Methotrexate coated AZA-BODIPY nanoparticles for chemotherapy, photothermal and photodynamic synergistic therapy

Abstract

Multifunctional chitosan-based nanoparticles were designed and synthesized by photosensitizer (PS) AZA-BODIPY grafting water-soluble chitosan as nanoshells and then loaded drug methotrexate (MTX) into the nanoshells, which generated chemotherapy, photothermal therapy (PTT), photodynamic therapy (PDT) and imaging into one system for synergistic therapy in vitro. The nanoshells in this designed nanostructure can serve as drug carriers to increase solubility, reduce toxicity and enhance the efficacy of synergistic PTT and PDT. Cell-viability indicated the low toxicity and safety of chitosan-based AZA-BODIPY nanoshells as carrier materials and the low-drug dosage of chitosan-based nanoparticles (half-maximal inhibitory concentration, IC₅₀ = 34.5 μg/mL) is lower than that of pure drug MTX (IC₅₀ = 56.9 μg/mL). Under light irradiation, photothermal temperature and MTT studies show that nanoparticles produce reactive oxygen species and exhibit photothermal conversion efficiency (38.3%). Thus, this study provides a multifunctional nanoparticle with chemotherapy, photothermal, photodynamic and imaging, synergistic therapy and diagnose for cancer treatment.

Introduction

Cancer, a malignant tumor, is the second most deadly factor in the world [1]. Compared with traditional methods of cancer treatment, in recent years, some new therapeutic methods such as photothermal therapy (PTT), photodynamic therapy (PDT), gene-targeted therapy, and immunotherapy have gradually became good complements to traditional treatments for cancer [[2], [3], [4], [5]]. Among these therapies, PDT and PTT have received extensive attention due to theirselves non-invasive, rapid therapeutic process, good cell killing effect, and reproducible operation. As for PTT, it refers to achieving therapeutic effects by illuminating the nanomaterials to generate heat, increasing the temperature of the tumor region, destroying the function of the cancer cells to induce their apoptosis or thermally ablating the tumor [[6], [7], [8], [9]]. PDT involves the conversion that the PS molecules absorb light energy and transter to an excited state after the PS molecules are excited by light. Due to the unstable excited state, the PS molecules transfer energy to the surrounding oxygen molecules or matrix during the return to the ground state, producing reactive oxygen species (ROS), such as singlet oxygen, hydroxyl radicals, and superoxide anion. Excessive ROS can interact with biomolecules (proteins, nucleic acids, etc.) in cancer cells, destroying their structures, thereby affecting their functions, ultimately inducing cancer cell death and achieving cancer treatment [10]. Some of the PS molecules, which are mostly composed of near-infrared fluorescent dyes. BODIPY as one of them, has significant photophysical properties, such as long excitation/emission wavelength, high molar absorption coefficient and fluorescence quantum yield. In recent years, researchers are interested in transferring the maximum absorption value of related fluorescent dyes to near infrared (NIR) region [11,12]. One of the most effective methods to obtain the maximum absorption red shift is to replace methoxy bridge carbon atoms with nitrogen, which obtaining AZA-boron dipyrrolide (AZA-BODIPY). Compared with similar derivatives of BODIPY, the red shift of wavelength is usually about 90 nm [13,14]. Herein, a photosensitizer (ABDP-SI) based on AZA-BODIPY with high absorption efficient and good photo-stability was designed and synthesized.

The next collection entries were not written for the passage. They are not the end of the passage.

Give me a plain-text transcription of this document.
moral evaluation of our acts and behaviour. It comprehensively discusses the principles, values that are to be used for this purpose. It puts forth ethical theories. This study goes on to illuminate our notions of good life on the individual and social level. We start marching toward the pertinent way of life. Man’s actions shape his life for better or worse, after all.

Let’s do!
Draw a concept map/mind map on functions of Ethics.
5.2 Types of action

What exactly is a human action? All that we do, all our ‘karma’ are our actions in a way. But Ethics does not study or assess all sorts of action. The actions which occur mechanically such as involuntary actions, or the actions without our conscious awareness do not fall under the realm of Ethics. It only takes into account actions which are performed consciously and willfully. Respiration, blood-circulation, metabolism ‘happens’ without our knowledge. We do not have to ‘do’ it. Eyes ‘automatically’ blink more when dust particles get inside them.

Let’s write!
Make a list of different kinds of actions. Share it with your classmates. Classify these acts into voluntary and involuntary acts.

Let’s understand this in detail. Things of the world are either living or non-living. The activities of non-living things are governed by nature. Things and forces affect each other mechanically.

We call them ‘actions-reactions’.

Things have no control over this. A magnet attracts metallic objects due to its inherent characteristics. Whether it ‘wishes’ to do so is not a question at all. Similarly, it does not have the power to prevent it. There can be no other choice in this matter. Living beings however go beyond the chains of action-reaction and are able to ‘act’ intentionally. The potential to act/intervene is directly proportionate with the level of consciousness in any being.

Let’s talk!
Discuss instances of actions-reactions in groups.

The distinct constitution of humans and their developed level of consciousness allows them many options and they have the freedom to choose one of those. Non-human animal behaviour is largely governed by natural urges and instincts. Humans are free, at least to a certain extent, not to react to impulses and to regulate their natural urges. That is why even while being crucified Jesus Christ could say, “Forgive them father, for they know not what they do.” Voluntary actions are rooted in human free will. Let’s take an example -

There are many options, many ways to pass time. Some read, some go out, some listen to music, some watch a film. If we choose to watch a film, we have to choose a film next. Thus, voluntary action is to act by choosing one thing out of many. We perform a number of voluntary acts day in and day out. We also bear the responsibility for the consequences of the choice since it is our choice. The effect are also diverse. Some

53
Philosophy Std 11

Most PS molecules are hydrophobic and readily aggregate in aqueous solution, which can affect biological activity, water solubility and singlet oxygen generation (SOG) [15]. Moreover, the accumulation of non-selective PS may have an adverse effect on normal cells. By stabilizing PS into target delivery carries comprising polymer nanoparticles, liposomes, and polymer micelles, the water stability and selective accumulation of PS can be improved in the targeted tissue [[16], [17], [18], [19], [20]]. Therefore, a hydrophilic chitosan chain was introduced to AZA-BODIPY to construct a hydrophilic unit of nanoparticle structure, and in which a water-insoluble drug methotrexate was entrapped. In vitro experiments have shown that Methotrexate coated AZA-BODIPY nanoparticles (MTX@CABS) with absorption in the NIR region has great photothermal and photodynamic effects (Scheme 1). In the light irradiation below, MTX@CABS exhibits excellent photodynamic performance, and the particle conversion effectively increases while increasing the irradiation power. Cellular uptake of MTX@CABS was studied by confocal laser scanning microscopy (CLSM). In addition, studies have been conducted on phototoxic and cytotoxic (HeLa) cell lines of human cervical cancer, indicating a obvious inhibitory effect on cancer cells.